Lenfödemin en önemli ve ilk belirtisinin vücudunun bölümlerinde şişlik olduğunu kaydeden Uzm. Fzt. Kılıç, "En sık kol ve bacakta görülürken, baş-boyun, karın ve genital bölgede de karşılaşılmakla birlikte aynı anda birden fazla bölge de etkilenebilmektedir. Ödem, ağırlık, dolgunluk, gerginlik hissi ve nadir de olsa ağrı semptomlarına sebep olabilir. Fiziksel ve duygusal açıdan hastanın aile, çalışma, sosyal ve cinsel yaşam kalitesini olumsuz yönde ciddi biçimde etkiler. İlk belirti olan dokuda şişlik, tedavi edilmediği taktirde ilerleyici olan hastalıkta beslenemeyen ciltte yaralar ve sürekli olarak enfeksiyonlar gelişir" dedi.



Lenfödem tedavisi


"Sürekli ve artarak çoğalan bir hastalık olan lenfödem tedavisinde Kompleks Boşaltıcı Fizyoterapi (KBF) Programı, uluslararası kabul gören ve kanıta dayalı en yaygın tedavi yöntemidir" diyen Uzm. Fzt. Kılıç, şu bilgileri paylaştı: "Tedavideki amaç, sağlıklı bölgeye doğru lenf drenajı ile şişliği kontrol altına sağlamaktadır. Aynı zamanda kompleks boşaltıcı fizyoterapi programı ile hasta eğitimi ve enfeksiyon oluşumunu veya tekrarlamasını önleyerek, hastanın günlük yaşamına dönüşünü hızlandırmaktır. KBF uluslararası sertifika programları ile bu alanda uygulama yetkinliğine sahip fizyoterapistlerce uygulanır. KBF; cilt bakımı, manuel lenf drenajı, kompresyon (Bandaj veya kompresyon çorabı), egzersiz ve öz bakım komponentlerinden oluşur"

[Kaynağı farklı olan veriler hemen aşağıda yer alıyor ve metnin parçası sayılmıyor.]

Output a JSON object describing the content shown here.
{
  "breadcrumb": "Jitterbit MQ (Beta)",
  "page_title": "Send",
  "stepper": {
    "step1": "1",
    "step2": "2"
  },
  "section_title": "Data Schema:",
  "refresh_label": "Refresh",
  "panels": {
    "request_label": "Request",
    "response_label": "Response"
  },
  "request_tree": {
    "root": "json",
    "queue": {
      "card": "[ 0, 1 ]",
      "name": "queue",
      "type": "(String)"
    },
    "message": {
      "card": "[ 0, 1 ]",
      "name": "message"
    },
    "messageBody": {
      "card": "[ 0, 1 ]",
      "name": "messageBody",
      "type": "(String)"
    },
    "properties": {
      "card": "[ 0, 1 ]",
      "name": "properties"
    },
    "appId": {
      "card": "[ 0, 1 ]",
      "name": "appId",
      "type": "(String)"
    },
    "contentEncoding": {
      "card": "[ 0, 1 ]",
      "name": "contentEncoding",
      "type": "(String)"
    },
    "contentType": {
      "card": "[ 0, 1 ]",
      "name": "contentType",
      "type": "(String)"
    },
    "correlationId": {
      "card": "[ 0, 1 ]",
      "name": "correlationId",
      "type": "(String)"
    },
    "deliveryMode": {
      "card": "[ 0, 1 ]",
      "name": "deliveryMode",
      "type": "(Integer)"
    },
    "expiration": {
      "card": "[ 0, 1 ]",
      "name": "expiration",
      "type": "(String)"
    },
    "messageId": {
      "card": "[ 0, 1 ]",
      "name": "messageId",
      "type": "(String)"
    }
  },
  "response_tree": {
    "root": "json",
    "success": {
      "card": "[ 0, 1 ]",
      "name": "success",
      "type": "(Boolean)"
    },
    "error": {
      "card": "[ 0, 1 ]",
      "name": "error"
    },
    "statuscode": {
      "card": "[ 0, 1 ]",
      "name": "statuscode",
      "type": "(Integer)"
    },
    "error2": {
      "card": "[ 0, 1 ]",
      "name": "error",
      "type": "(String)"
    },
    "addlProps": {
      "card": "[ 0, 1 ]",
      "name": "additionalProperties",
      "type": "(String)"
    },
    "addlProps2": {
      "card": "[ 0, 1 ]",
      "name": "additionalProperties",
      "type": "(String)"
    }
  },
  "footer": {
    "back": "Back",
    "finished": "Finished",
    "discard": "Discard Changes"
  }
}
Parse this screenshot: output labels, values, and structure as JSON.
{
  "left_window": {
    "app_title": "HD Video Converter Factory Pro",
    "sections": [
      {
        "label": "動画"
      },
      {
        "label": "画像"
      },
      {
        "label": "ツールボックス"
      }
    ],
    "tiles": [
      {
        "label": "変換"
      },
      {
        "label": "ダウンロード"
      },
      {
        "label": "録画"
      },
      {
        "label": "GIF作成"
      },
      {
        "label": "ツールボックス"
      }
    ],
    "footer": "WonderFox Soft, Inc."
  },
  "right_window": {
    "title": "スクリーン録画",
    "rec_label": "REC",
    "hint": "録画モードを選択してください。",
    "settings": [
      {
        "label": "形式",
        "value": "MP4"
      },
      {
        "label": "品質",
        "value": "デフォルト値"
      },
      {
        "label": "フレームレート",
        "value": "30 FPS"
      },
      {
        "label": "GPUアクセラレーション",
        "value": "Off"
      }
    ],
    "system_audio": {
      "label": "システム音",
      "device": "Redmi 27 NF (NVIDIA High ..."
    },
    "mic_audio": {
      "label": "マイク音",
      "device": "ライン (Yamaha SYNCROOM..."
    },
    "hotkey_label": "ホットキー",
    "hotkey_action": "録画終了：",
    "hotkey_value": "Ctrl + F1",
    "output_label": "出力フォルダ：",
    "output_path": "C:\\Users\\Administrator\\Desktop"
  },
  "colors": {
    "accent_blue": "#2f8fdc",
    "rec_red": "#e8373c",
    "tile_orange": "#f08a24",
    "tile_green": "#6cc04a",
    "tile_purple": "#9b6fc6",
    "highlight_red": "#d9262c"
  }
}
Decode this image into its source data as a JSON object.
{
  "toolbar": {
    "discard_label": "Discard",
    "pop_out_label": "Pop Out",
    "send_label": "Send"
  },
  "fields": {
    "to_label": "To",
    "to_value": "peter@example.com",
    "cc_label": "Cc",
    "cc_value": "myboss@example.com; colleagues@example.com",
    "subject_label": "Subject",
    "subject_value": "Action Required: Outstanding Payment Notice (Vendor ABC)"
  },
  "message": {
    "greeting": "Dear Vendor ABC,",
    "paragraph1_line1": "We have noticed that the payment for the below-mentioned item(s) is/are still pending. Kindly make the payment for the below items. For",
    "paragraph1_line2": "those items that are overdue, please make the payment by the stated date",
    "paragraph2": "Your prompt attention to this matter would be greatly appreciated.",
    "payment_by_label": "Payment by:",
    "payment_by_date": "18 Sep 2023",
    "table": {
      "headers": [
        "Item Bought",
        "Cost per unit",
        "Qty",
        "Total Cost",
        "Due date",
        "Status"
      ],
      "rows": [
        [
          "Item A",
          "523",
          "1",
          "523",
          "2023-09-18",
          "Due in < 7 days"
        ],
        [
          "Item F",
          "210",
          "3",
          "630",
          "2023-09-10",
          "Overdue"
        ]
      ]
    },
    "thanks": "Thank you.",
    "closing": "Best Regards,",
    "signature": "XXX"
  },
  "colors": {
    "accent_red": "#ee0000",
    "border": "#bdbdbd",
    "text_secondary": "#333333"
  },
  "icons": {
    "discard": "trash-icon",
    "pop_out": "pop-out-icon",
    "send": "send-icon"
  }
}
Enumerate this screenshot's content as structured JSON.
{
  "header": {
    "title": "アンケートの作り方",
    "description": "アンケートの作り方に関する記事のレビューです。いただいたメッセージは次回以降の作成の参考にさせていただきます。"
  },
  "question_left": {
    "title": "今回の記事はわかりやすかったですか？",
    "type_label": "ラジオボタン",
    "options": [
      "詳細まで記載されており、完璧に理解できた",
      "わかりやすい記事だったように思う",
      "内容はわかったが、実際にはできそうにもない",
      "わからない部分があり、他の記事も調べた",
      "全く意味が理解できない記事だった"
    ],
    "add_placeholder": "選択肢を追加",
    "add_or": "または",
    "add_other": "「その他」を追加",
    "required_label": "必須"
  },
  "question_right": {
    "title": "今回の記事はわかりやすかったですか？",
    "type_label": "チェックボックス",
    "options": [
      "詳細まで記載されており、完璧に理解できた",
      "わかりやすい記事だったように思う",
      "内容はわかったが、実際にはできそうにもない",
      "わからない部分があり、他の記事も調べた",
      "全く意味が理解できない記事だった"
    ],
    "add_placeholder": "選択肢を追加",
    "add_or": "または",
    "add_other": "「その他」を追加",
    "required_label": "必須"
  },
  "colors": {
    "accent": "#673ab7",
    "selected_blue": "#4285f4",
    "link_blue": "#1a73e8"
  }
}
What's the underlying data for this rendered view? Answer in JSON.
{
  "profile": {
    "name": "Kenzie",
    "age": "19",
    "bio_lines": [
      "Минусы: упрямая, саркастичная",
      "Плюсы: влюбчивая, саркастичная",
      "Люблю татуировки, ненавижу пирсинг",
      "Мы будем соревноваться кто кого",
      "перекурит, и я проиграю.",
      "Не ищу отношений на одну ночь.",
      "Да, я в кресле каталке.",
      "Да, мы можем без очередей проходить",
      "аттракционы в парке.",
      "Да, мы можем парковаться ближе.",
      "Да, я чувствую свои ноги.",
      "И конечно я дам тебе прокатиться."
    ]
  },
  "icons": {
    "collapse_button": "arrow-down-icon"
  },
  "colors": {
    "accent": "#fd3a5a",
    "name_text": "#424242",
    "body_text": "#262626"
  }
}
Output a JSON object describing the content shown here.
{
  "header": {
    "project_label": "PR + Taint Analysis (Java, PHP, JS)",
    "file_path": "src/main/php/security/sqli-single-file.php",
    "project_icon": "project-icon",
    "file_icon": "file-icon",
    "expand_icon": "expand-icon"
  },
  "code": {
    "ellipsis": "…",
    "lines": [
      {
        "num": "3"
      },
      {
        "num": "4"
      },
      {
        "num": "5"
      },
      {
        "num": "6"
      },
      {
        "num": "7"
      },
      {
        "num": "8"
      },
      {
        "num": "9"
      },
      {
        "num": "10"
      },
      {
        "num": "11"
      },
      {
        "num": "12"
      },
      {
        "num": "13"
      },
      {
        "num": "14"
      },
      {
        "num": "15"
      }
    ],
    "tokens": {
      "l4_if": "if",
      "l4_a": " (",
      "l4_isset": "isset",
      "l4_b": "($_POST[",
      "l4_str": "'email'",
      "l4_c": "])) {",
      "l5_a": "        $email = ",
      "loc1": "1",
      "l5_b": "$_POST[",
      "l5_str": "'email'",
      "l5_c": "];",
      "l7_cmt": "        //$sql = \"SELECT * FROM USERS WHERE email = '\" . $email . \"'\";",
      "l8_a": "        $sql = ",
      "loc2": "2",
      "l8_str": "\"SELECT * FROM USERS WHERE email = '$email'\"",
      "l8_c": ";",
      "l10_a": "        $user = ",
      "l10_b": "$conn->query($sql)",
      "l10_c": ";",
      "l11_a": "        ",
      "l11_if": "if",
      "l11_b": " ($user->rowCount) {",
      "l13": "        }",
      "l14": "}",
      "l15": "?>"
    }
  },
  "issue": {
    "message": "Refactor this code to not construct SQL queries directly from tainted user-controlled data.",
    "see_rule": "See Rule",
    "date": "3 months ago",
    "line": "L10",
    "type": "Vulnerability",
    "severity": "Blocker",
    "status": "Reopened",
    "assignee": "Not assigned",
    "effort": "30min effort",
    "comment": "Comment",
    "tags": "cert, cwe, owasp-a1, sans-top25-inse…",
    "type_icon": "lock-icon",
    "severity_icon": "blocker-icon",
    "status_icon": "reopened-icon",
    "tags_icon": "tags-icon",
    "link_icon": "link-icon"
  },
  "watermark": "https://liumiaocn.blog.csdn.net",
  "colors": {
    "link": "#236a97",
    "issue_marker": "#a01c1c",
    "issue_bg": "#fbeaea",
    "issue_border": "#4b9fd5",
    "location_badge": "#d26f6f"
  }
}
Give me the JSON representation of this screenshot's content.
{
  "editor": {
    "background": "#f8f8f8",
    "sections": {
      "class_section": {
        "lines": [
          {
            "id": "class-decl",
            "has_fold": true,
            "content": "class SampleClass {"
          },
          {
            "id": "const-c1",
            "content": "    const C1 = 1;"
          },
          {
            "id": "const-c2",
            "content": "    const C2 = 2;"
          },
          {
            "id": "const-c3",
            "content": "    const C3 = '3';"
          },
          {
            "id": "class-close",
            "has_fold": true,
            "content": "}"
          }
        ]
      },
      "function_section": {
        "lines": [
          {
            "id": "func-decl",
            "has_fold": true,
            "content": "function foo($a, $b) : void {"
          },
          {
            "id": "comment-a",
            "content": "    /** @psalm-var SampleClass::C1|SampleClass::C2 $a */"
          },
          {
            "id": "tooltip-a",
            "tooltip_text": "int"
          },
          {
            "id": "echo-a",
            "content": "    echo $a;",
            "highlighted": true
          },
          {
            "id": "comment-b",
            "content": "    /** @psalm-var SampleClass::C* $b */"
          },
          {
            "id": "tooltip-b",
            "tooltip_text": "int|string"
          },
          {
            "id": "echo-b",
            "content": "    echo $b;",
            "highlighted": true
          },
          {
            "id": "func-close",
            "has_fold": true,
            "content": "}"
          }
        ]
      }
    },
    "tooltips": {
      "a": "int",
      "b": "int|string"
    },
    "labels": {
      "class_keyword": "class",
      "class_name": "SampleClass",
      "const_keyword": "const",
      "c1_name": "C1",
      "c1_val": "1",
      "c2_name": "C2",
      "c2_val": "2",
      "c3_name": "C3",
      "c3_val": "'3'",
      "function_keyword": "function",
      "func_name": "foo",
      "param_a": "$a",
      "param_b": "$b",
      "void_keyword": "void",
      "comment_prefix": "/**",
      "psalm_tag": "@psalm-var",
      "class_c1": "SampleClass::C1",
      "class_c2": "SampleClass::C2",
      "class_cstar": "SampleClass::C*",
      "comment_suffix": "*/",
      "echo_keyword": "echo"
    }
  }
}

KBF’nin iki fazda uygulandığını söyleyen Uzm. Fzt. Kılıç, şu bilgileri paylaştı: "Faz 1 - Boşaltım Fazı (Yoğun faz): Amaç ödemin azaltılmasıdır. Tedavi günlük yapılır, kompresyon bandaj ile sağlanır, ödem şiddetine göre 3-6 hafta kadar sürebilir. Faz 2 - Koruma Fazı: Oldukça önemli olan bu fazda uzun süreli koruma amaçlanır. Haftada 2-3 kez yapılabilir, kompresyon çorap ile sağlanır. Kompresyon çorabı tercihen kişiye özel olmalıdır."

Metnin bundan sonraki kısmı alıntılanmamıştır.